Thank God the Sony Channel isn’t dubbing tonight’s Emmy telecast in Spanish. When Grey Gardens‘s Drew Barrymore or Jessica Lange get onstage to give their acceptance speech (and you just know that one of them will), I want to hear them speaking, not some anonymous Spanish chick.
I know I’m not supposed to admit to watching — and liking — Two And A Half Men, but I am thrilled that Jon Cryer won Best Supporting Actor in a Comedy Series. And how annoyed did Kevin Dillon look? I’m not sure what makes Jon supporting when the show is as much about his character as it is about Charlie Sheen’s, but I’ll take what I can get (so, apparently, will Jon).
I already have to see Justin Timberlake at the Grammys, the VMAs and the American Music Awards. Now that he’s an Emmy winner (best male guest star in a comedy for his irregular appearances on Saturday Night Live), am I going to have to see him every year at one more award show? He looks really cute in those glasses, though.
Toni Collette, Best Actress in a Comedy Series!!!!! Need I say more than I already did (here)?
Doogie Howser’s sore-loser running gag is kind of cute, but I can tell it’s not going to age well. Give it a rest now, Neil.
Why are they showing clips of the Best Actor in a Comedy Series nominees but none of the others? Oh well, I said it before, and I’ll say it again: I’ll take what I can get.

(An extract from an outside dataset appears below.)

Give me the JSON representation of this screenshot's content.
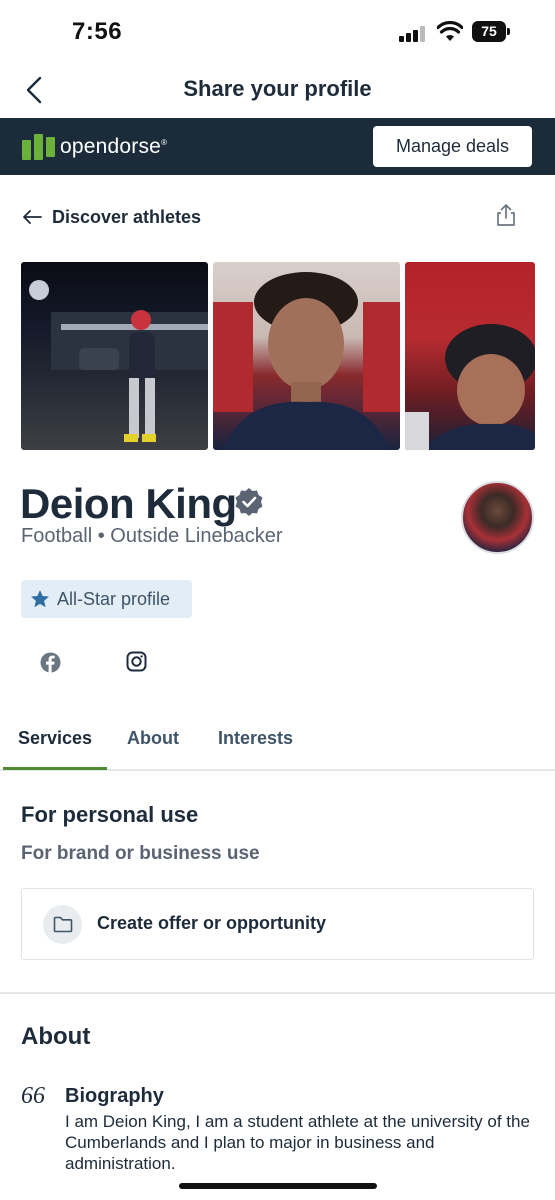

Ugh! Reality TV! I hate reality TV, but at least they’re playing Britney’s “Circus.”
Mmm, Jeff Probst. I remember once when I was an editor at Entertainment Weekly, Jeff Probst wandered into my office by accident. He blinded me with science. Yum! I still don’t care about the reality TV awards.

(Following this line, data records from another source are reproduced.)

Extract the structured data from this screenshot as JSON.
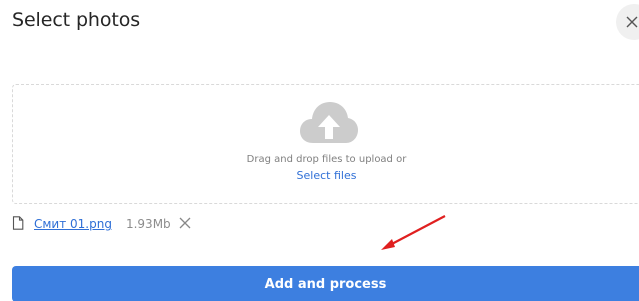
{
  "dialog": {
    "title": "Select photos",
    "close_icon": "close-icon"
  },
  "dropzone": {
    "icon": "cloud-upload-icon",
    "instruction": "Drag and drop files to upload or",
    "select_label": "Select files"
  },
  "files": [
    {
      "icon": "file-icon",
      "name": "Смит 01.png",
      "size": "1.93Mb",
      "remove_icon": "remove-icon"
    }
  ],
  "actions": {
    "primary_label": "Add and process"
  },
  "annotation": {
    "icon": "red-arrow-icon",
    "color": "#e02020"
  },
  "colors": {
    "accent": "#3d7fe0",
    "link": "#2f6fd6"
  }
}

Tracy Morgan looks weird…. Is The Amazing Race still on the air?
Shohreh Aghdashloo! I’ve never heard of the movie, but I’ve loved her since she lost the Oscar to Renée Zellweger. When you have actresses like her, Cicely Tyson, Janet McTeer and Marcia Gay Harden in a category, why rush through the reading of the nominees? Let’s see some clips, please.
The nominees in the supporting categories are so random. I haven’t thought about some of them in years. So this is what actors like Tom Courtenay are up to now that the film roles have dried up.
Ken Howard. Nice. He’s been around forever, and it’s nice that he’s still working hard. I remember watching him on The White Shadow in the ’70s. And sans toupee, he appeared on an episode of The Golden Girls as a widower who wouldn’t make a move on Blanche. I had no idea about the kidney thing. By the way, Bob Newhart looks really old.
Jessica Lange. Drew Barrymore. Shirley MacLaine. Sigourney Weaver. This is as good as the Oscars, and we still get no clips? Shame! I thought Drew would win. Looking at Jessica Lange makes me acutely aware of how many years have passed since Tootsie. She seems genuinely thrilled and kind of surprised that her award-winning days aren’t over yet. Still, I think a Drew win would have made for a better Emmy moment.
I’m bored. Wake me when we get to the dramatic acting categories.
So many long clips in the variety categories, and nothing of all the film stars in the movies and miniseries categories. Makes no sense to me.
Sarah McLachlan looks and sounds gorgeous. I’m ready for a new album.
I had no idea that Dom DeLuise died…. I think clapping for dead celebrities and turning In Memoriam into a sort of post-mortem popularity contest is kind of icky, but why so little applause for Farrah Fawcett?
Glenn Close again? Yes!!! She’s gotta be the sexiest sixtysomething this side of Helen Mirren. For most of the ’80s up until I discovered Juliette Binoche in the early ’90s, she was my favorite actress. Now I just wish some smart director would hand her a movie role that would finally get her the Oscar she deserved for Dangerous Liaisons, Fatal Attraction and Reversal Of Fortune.
Bryan Cranston again? Hmm… I thought John Hamm had it in the bag. But when they aren’t giving Emmy after Emmy to Helen Hunt, Candice Bergen, Michael J. Fox and Kelsey Grammar, the Emmys can be the least predictable of the major award shows — at least in the acting categories. I watched an episode of Breaking Bad once, and Bryan made a stronger impression than he ever did on Malcolm In The Middle.
30 Rock, Best Comedy Series. Yawn.
Unlike Jessica Lange, Sigourney Weaver seems to have stopped the hands of time. ¡Increible!
Sometime before next year’s Emmys I’m going to have to finally check out Mad Men. One could do a lot worse than spending an hour looking at John Hamm.
That’s it. Game over. Doogie, I mean Neil Patrick Harris was a serviceable host, and he managed to keep the show down to a taut three hours, but there was nothing special about him, not one particularly memorable moment. Next year I think they should hire Ricky Gervais and Steve Carrell to co-host. If that doesn’t make the Emmys must-see TV, nothing will.